There’s a notion that, you know, the Greeks have been living beyond their means, no responsibility for the crisis falls on the shoulders of others within the Eurozone. That’s a position that the German government has articulated very clearly, and repeatedly, and it’s one that’s going to get in the way of any humane, constructive resolution of the crisis.

At the end of the day everybody has to own up to their share in this crisis, and you know, the architects of the Eurozone in particular need to own up to the fact that what they devised in terms of this currency union is a fatally flawed currency union, and one that needs to be dramatically reformed if it’s going to survive. Whatever the Greek government does, there is a very serious risk that this currency union will collapse.

PERIES: So Dimitri, what will happen next month?

LASCARIS: Well, the current estimation is that unless there is external funding provided to Greece from some source, whether it be the ECB, the IMF, the Eurozone, or a combination of those, those potential funders, or somewhere else, that the government is going to run out of money on April 20th, and at that point is going to default on its debt. The most recent report, I saw one today, was that in addition the government has been given a deadline by next Monday to produce a much more detailed program whereby it would implement the requirements of the bailout regime that was put in place before it was elected.
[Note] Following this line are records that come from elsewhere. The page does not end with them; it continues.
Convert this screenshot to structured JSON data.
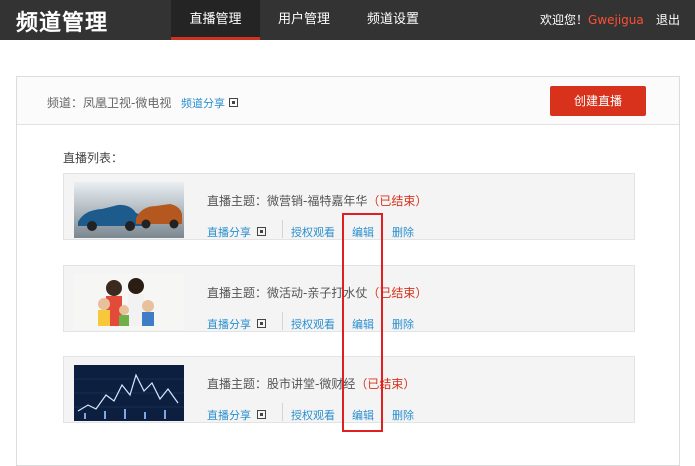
{
  "header": {
    "logo": "频道管理",
    "nav": [
      {
        "label": "直播管理",
        "active": true
      },
      {
        "label": "用户管理",
        "active": false
      },
      {
        "label": "频道设置",
        "active": false
      }
    ],
    "welcome_prefix": "欢迎您！",
    "username": "Gwejigua",
    "logout": "退出"
  },
  "channel": {
    "label": "频道：凤凰卫视-微电视",
    "share": "频道分享",
    "create_button": "创建直播"
  },
  "list_label": "直播列表：",
  "broadcasts": [
    {
      "title_prefix": "直播主题：",
      "title": "微营销-福特嘉年华",
      "status": "（已结束）",
      "thumb": "cars"
    },
    {
      "title_prefix": "直播主题：",
      "title": "微活动-亲子打水仗",
      "status": "（已结束）",
      "thumb": "family"
    },
    {
      "title_prefix": "直播主题：",
      "title": "股市讲堂-微财经",
      "status": "（已结束）",
      "thumb": "stock"
    }
  ],
  "actions": {
    "share": "直播分享",
    "auth": "授权观看",
    "edit": "编辑",
    "delete": "删除"
  },
  "colors": {
    "accent": "#d8321c",
    "link": "#2a8fcf",
    "topbar": "#333333"
  }
}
I think that whatever the Greek government may want, it is going to be put to a choice in the month of April. That seems to be increasingly the case. It is either going to have to completely capitulate to the regime that was put in place before it was elected, or it is going to have to default, and most people seem to believe that that is going to precipitate an exit from the Eurozone.

So it seems that matters are coming to a head, and that the agreement that was struck several weeks ago with the Eurogroup, which was believed to have bought Greece about four months of breathing space, in fact didn’t even buy them that much.
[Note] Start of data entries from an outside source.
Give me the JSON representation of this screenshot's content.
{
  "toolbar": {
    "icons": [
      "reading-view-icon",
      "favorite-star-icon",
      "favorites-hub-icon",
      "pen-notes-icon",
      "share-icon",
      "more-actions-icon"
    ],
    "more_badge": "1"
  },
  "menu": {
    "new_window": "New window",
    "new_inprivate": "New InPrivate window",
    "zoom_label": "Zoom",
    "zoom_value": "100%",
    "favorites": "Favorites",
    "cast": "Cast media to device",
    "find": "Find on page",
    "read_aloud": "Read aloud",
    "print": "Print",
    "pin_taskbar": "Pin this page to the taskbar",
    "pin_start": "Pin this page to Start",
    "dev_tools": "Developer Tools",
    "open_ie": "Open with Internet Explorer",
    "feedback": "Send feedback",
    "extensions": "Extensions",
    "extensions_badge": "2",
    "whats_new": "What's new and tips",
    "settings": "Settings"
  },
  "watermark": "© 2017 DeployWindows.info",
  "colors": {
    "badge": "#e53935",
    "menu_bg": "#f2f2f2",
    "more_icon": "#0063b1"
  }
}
PERIES: And also, Dimitri, apparently President Obama has made some sort of intervention. What do you know about that?

LASCARIS: Well, that’s the rumor. The Obama government, the administration, has steadfastly refused to give any substance to those rumors. They don’t deny that there have been, or there may have been some discussion between President Obama and Angela Merkel about the situation. But externally, there’s no indication that those discussions, if in fact they have occurred, and they probably have, have had any effect in terms of moderating the attitude of the Eurozone governments towards the Greek crisis. They continue to be adamant on full compliance with the bailout program, and that means austerity.
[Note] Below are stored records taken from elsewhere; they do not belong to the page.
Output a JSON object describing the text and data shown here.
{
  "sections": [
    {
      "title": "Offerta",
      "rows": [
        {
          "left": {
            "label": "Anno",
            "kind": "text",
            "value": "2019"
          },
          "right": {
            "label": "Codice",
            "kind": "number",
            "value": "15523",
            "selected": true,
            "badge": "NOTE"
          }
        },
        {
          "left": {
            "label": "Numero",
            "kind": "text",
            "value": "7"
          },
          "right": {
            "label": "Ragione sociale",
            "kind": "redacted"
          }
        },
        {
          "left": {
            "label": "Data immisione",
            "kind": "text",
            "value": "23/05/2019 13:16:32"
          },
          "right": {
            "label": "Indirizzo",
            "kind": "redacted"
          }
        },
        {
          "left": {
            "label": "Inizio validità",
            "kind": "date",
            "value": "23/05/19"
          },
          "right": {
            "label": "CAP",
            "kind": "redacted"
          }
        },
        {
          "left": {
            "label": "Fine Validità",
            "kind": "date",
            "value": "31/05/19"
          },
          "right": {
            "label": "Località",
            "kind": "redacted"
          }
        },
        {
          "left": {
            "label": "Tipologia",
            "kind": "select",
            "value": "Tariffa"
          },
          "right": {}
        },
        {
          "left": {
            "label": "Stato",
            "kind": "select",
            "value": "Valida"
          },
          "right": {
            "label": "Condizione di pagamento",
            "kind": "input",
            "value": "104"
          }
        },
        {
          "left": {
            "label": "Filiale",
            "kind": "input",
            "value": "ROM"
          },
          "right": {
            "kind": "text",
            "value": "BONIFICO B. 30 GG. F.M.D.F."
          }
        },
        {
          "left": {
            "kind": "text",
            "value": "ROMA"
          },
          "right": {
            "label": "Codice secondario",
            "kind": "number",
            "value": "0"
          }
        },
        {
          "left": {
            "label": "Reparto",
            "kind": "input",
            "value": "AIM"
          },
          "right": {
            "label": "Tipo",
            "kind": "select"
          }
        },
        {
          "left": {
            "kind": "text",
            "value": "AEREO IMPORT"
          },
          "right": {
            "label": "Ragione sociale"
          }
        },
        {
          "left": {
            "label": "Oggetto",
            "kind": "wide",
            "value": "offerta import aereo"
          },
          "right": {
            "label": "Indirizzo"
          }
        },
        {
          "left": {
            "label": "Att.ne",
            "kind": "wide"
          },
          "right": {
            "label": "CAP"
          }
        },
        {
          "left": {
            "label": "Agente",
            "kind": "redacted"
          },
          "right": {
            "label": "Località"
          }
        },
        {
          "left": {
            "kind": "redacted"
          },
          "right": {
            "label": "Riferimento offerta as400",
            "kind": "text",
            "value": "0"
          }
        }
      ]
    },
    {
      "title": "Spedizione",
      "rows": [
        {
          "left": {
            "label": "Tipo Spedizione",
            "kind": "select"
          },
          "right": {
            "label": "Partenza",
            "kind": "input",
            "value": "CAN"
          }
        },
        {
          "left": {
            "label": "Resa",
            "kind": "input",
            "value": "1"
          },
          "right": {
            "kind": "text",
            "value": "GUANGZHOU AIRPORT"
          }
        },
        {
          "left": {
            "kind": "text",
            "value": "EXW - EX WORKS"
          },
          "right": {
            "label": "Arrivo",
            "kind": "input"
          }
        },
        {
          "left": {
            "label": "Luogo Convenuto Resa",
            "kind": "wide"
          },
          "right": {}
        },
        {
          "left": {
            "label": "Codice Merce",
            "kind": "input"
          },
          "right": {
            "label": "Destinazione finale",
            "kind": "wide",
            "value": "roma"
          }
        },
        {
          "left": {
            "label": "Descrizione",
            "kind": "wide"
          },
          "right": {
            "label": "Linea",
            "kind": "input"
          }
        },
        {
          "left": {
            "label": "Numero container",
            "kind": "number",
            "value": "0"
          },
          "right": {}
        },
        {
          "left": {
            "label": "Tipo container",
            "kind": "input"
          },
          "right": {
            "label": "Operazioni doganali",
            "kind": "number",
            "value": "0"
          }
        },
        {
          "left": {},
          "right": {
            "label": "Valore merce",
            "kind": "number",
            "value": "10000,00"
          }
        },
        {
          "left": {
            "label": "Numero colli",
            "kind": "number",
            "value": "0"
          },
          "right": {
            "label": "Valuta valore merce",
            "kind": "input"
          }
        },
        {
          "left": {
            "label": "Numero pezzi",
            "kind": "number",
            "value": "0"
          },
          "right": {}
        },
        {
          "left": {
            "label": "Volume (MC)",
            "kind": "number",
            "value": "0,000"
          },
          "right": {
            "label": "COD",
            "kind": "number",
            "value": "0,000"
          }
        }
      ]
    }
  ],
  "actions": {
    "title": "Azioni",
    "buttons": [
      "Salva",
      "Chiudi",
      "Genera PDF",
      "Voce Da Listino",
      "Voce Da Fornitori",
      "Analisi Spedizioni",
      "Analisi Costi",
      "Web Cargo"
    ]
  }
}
PERIES: And then getting back to how the level of intolerance on the part of the right-wing business press in Germany and throughout Europe, frankly, is–to what end? I mean, what is it that they are pushing for? What would they like to see?

LASCARIS: I think they’d like to see the Syriza government act exactly the way the coalition between PASOK and New Democracy acted previously, which was as a, frankly, a lapdog to the neoliberal austerity block within the Eurozone. And a government that has no real interest in representing the interests of the people, the populace, but is in fact interested in advancing what is, ultimately, a class war. This isn’t about Germany against Greece. This is about a European elite against the people of Europe, and the front line of that battle is in Greece at the moment, but that battle really extends throughout the Eurozone.

And that’s the reality, and the business press, regrettably, is–but not surprisingly–is siding with the elite in this class war.

PERIES: All right. Dimitri, thank you so much for joining us today.

LASCARIS: Thank you.

PERIES: And thank you for joining us on The Real News Network.

End

DISCLAIMER: Please note that transcripts for The Real News Network are typed from a recording of the program. TRNN cannot guarantee their complete accuracy.